Malam itu suasana di kota sangatlah sepi sekali, setelah Andi, Abeng, Erik dan pak Rt, keluar dari Rumah Sakit Jiwa.
Mereka melangsungkan lagi perjalanannya menuju Gang Si'iran.
Mobil yang Andi kemudi melaju di jalanan yang menurun, karena lokasi Rumah Sakit Jiwa berada di dataran tinggi.
Andi pun sangat hati-hati sekali dalam mengemudi mobil, apalagi itu mobil siaga, khusus buat pelayanan masyarakat Gang Si'iran.
"Pak Rt gimana dengan warga yang mengalami kerugian material." Kata Andi pada Rt.
"Nanti saya akan membicarakan itu semua di balai Rw, dan kelurahan, untuk meminta sumbangannya untuk warga yang terkena musibah." Jelasnya Pak Rt.
"Bagus itu, dan saya pun nanti akan mencoba membicarakan musibah ini pada keluarga saya, untuk membantu warga yang mengalami kerugian material, pak Rt nanti di catat satu-satu." Tukas Andi.

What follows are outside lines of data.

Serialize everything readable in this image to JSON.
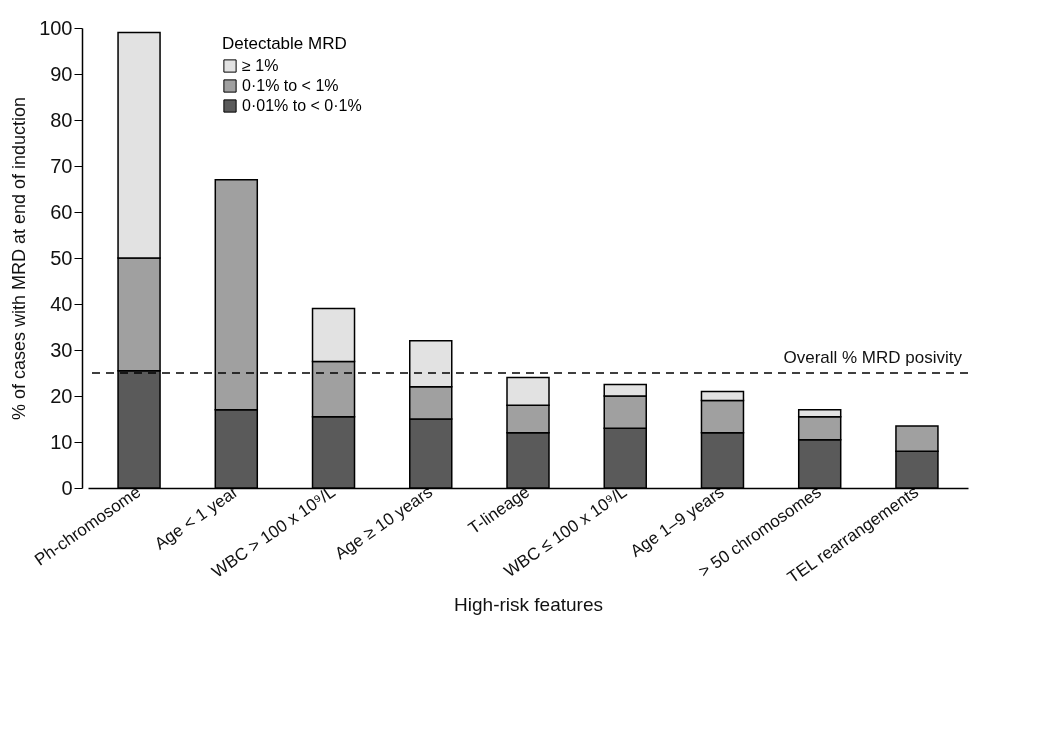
{
  "chart_data": {
    "type": "bar",
    "stacked": true,
    "xlabel": "High-risk features",
    "ylabel": "% of cases with MRD at end of induction",
    "legend_title": "Detectable MRD",
    "categories": [
      "Ph-chromosome",
      "Age < 1 year",
      "WBC > 100 x 10⁹/L",
      "Age ≥ 10 years",
      "T-lineage",
      "WBC ≤ 100 x 10⁹/L",
      "Age 1–9 years",
      "> 50 chromosomes",
      "TEL rearrangements"
    ],
    "series": [
      {
        "name": "0·01% to < 0·1%",
        "color": "#5a5a5a",
        "values": [
          25.5,
          17,
          15.5,
          15,
          12,
          13,
          12,
          10.5,
          8
        ]
      },
      {
        "name": "0·1% to < 1%",
        "color": "#a0a0a0",
        "values": [
          24.5,
          50,
          12,
          7,
          6,
          7,
          7,
          5,
          5.5
        ]
      },
      {
        "name": "≥ 1%",
        "color": "#e2e2e2",
        "values": [
          49,
          null,
          11.5,
          10,
          6,
          2.5,
          2,
          1.5,
          null
        ]
      }
    ],
    "ylim": [
      0,
      100
    ],
    "yticks": [
      0,
      10,
      20,
      30,
      40,
      50,
      60,
      70,
      80,
      90,
      100
    ],
    "grid": false,
    "legend": "top left",
    "ref_lines": [
      {
        "axis": "y",
        "value": 25,
        "label": "Overall % MRD posivity",
        "line_style": "dashed"
      }
    ]
  }
}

"Iya nak Andi, terima kasih sebelumnya." Ujar pak Rt.
Pukul 02:00
Ketika Andi melajukan mobilnya di jalanan yang sepi dan menanjak, di tambah tidak adanya lampu penerangan Jalan.
Nampak terlihat oleh Andi ada beberapa kelebatan bayangan mencurigakan, tersorot cahaya lampu mobil, melompat ke tengah jalan.
Andi berkata pada Erik dan Abeng.
"Bro' sepertinya di depan ada sesuatu yang mencurigakan." Ujar Andi.
"Gua gak lihat apa-apa An, coba pakai lampu jauh." Tukas Abeng.
Mobil melaju tidak begitu cepat, karena medan jalan yang di lalui menanjak dan berliku.
Ketika mobil yang Andi kemudi sudah berada di jalanan yang datar , nampak terlihat oleh Andi dan yang lainnya, ada enam orang yang lagi berdiri di tengah jalan dengan bersenjatakan lengkap.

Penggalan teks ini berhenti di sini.